Enterprise storage provider Pure Storage posted better-than-expected results in its first quarterly report since going public in October.
The Mountain View, Calif.-based company reported an earnings loss of 18 cents per share with revenue of $131.4 million, a massive increase of 167 percent from the same period a year ago. Wall Street was bracing for a loss of 30 cents per share.
Net losses widened from $40.4 million to $56.5 million during the same period.
Nonetheless, the company offered strong revenue guidance for the current quarter. Pure Storage now expects fourth-quarter revenue in the range of $134 million to $139 million, above Wall Street's estimate of $123.3 million.
The all-flash-firm's stock soared nearly 15 percent in early trading following the solid report.

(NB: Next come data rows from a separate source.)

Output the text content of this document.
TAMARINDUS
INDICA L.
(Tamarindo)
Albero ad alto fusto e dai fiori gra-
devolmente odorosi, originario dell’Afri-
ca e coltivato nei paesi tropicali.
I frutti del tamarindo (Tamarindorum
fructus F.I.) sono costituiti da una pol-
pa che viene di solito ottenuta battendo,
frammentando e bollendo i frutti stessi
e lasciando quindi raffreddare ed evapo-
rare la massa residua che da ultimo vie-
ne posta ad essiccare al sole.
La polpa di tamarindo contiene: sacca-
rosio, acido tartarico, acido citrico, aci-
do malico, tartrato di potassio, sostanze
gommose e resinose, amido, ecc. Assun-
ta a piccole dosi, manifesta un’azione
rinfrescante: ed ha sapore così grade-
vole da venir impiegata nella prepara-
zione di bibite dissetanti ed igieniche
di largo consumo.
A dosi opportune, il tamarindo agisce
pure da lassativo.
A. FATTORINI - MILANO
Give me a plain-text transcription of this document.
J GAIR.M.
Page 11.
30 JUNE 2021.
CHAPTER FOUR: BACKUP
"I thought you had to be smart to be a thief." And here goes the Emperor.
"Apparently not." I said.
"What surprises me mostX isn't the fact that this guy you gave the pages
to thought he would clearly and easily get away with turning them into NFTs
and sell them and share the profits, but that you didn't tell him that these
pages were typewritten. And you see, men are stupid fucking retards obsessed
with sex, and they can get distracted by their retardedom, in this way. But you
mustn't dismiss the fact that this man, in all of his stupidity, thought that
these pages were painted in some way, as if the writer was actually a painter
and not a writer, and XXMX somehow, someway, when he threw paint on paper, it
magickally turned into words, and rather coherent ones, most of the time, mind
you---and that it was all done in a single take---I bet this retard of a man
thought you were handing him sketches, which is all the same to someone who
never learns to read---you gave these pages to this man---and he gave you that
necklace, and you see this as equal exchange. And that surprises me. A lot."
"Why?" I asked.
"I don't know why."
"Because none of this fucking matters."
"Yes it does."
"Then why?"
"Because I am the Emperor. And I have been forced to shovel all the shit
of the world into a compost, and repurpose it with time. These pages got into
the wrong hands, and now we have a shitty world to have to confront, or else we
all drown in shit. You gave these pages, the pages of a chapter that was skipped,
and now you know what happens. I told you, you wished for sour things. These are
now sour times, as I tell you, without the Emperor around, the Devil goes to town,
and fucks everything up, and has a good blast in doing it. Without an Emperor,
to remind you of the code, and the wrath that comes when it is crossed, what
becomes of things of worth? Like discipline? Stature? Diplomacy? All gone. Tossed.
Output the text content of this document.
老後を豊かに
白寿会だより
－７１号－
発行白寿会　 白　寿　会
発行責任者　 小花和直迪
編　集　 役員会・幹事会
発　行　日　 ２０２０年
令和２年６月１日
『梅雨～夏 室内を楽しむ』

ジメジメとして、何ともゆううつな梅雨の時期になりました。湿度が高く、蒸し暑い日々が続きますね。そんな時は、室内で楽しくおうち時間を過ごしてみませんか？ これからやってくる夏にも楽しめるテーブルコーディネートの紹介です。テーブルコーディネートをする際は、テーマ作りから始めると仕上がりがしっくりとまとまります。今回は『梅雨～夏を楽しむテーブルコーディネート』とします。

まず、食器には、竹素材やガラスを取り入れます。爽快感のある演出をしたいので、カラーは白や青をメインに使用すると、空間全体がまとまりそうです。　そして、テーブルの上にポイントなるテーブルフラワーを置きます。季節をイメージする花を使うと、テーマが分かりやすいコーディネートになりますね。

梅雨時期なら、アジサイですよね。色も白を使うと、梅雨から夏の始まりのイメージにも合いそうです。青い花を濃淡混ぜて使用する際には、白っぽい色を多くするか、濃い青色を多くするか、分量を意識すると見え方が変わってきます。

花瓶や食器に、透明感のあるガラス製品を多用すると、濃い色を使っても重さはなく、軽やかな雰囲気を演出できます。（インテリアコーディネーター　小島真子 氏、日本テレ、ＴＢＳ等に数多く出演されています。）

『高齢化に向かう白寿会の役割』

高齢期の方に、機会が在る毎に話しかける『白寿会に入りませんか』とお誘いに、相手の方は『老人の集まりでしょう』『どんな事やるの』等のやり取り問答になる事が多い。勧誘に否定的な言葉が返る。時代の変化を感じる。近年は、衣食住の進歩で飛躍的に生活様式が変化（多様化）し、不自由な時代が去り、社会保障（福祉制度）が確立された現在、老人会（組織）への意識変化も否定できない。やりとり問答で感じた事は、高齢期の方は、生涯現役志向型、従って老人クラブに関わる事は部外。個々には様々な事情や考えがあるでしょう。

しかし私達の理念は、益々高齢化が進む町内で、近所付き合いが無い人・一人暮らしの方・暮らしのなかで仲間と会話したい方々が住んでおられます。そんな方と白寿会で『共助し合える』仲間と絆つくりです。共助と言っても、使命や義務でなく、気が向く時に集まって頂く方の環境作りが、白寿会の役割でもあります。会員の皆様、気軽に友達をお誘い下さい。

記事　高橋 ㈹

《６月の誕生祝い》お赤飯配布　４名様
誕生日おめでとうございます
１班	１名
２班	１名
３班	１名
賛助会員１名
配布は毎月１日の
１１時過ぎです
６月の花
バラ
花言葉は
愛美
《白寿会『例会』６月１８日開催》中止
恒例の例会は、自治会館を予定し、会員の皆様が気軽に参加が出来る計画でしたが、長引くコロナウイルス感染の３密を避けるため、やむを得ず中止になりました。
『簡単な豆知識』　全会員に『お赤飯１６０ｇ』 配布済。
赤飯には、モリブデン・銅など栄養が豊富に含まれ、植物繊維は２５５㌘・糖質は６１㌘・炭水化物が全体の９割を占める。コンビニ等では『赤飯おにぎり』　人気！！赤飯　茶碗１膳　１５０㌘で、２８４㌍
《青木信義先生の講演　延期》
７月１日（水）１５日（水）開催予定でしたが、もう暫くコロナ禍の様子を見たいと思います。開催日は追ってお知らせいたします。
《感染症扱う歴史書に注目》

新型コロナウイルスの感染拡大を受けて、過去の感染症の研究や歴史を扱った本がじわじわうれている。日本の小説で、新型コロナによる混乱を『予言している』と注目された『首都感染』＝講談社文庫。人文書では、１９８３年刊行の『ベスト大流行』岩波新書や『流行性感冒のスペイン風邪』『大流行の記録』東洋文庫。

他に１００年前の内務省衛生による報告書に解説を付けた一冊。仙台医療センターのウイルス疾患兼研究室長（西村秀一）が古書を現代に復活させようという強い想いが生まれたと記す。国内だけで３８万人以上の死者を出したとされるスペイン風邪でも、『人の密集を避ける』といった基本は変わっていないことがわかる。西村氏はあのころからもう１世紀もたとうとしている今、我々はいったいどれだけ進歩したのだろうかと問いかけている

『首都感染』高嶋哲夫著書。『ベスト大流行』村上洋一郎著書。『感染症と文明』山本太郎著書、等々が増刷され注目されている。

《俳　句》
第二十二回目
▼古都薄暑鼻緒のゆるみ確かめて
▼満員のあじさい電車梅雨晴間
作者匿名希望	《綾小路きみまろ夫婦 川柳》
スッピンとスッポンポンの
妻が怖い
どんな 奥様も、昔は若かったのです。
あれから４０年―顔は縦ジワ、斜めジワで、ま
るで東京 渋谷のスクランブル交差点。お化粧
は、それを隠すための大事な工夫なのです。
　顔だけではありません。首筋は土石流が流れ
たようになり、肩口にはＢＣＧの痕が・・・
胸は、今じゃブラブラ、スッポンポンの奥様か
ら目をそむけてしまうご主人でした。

Last night Pure Storage said it was changing the time of its earnings webcast "in response to the possible inadvertent disclosure of fiscal third-quarter financial data after the close of trading today by a third-party vendor." The report was originally scheduled for Thursday.
In a blog post, its chief executive Scott Dietzen said he was thrilled with his company's performance. He touted his firm's Q3 customer growth and its landing of high profile customers Domino's Pizza and The Boston Globe.
"We are in the right place (a $24 billion market for performance storage hardware and software) at the right time (rapidly tipping to all-flash and the cloud model) with the right platform for customers," he wrote.
"We are different from other storage companies. The Pure Storage team came together out of a shared dissatisfaction with the state of datacenter storage. We were convinced that legacy storage vendors were ill prepared to make the leap to the solid-state, cloud-centric future."
This summer, Pure Storage launched a new storage array along with new upgrade program and cloud management tools.
The new flagship product signifies how flash-based storage systems are becoming the norm in the data center -- not to mention that Pure Storage is taking on a more direct attack on IT stalwart EMC.